The two-time Academy Award winner said he pursued the interview to "begin a conversation about the policy of the war on drugs. That was my simple idea."
"We all want this drug problem to stop. We all want ... the killings in Chicago to stop," Penn told CBS.
"We are the consumer. Whether you agree with Sean Penn or not, there is a complicity there.

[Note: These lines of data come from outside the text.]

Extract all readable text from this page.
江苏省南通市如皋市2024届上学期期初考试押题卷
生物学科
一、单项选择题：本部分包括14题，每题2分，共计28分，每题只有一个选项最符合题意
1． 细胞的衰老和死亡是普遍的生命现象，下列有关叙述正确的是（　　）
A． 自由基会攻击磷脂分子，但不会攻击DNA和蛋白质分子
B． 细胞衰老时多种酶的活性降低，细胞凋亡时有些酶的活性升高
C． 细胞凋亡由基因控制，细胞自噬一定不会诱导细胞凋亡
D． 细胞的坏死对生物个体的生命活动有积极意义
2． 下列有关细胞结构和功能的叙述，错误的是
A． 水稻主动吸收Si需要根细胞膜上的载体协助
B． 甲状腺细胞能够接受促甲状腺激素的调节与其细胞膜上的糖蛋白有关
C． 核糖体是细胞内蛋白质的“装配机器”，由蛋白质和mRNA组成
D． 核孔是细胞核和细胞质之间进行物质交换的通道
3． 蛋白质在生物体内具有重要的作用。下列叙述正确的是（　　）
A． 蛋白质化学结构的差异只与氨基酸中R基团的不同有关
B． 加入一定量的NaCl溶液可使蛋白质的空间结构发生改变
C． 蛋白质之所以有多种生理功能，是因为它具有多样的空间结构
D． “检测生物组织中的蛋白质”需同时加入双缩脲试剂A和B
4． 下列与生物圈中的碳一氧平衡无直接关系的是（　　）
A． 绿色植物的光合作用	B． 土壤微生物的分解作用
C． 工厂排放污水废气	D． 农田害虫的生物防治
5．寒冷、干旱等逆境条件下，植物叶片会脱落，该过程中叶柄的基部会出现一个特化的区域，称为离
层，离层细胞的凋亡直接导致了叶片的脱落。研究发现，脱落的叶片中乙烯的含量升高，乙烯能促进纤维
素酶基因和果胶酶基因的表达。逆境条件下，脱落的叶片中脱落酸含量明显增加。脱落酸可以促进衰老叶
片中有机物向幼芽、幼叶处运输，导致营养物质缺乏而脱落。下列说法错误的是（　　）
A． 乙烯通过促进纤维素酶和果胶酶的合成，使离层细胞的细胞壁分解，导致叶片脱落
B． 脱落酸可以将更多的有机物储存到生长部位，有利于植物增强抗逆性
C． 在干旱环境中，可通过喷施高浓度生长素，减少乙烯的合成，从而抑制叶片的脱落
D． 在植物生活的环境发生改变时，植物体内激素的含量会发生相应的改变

And if you are in the moral right, or on the far left, just as many of your children are doing these drugs ... And how much time have they spent in the last week since this article come [sic] out, talking about that?"
Penn also pushed back against suggestions that the meeting led to the drug lord's eventual capture.
"There is this myth about the visit that we made my colleagues and I with El Chapo, that it was - as the Attorney General of Mexico is quoted - essential to his capture," the actor said.
Penn, 55, said that he and actress Kate del Castillo met Guzman in October "in a place nowhere near where he was captured."
The cartel chief was recaptured last week after a shootout in the city of Los Mochis, on Mexico's Pacific coast.
"We know that the Mexican government ... they were clearly very humiliated by the notion that someone found him before they did," Penn explains.
"Nobody found him before they did. ... We're not smarter than the [US Drug Enforcement Agency] DEA or the Mexican intelligence. We had a contact upon which we were able to facilitate an invitation."
The DEA had offered a reward for information leading to Guzman's capture. In July, "El Chapo" escaped from a high-security prison for the second time, this time through a tunnel equipped with lights and air conditioning.
The entire 60 Minutes segment will air on Sunday.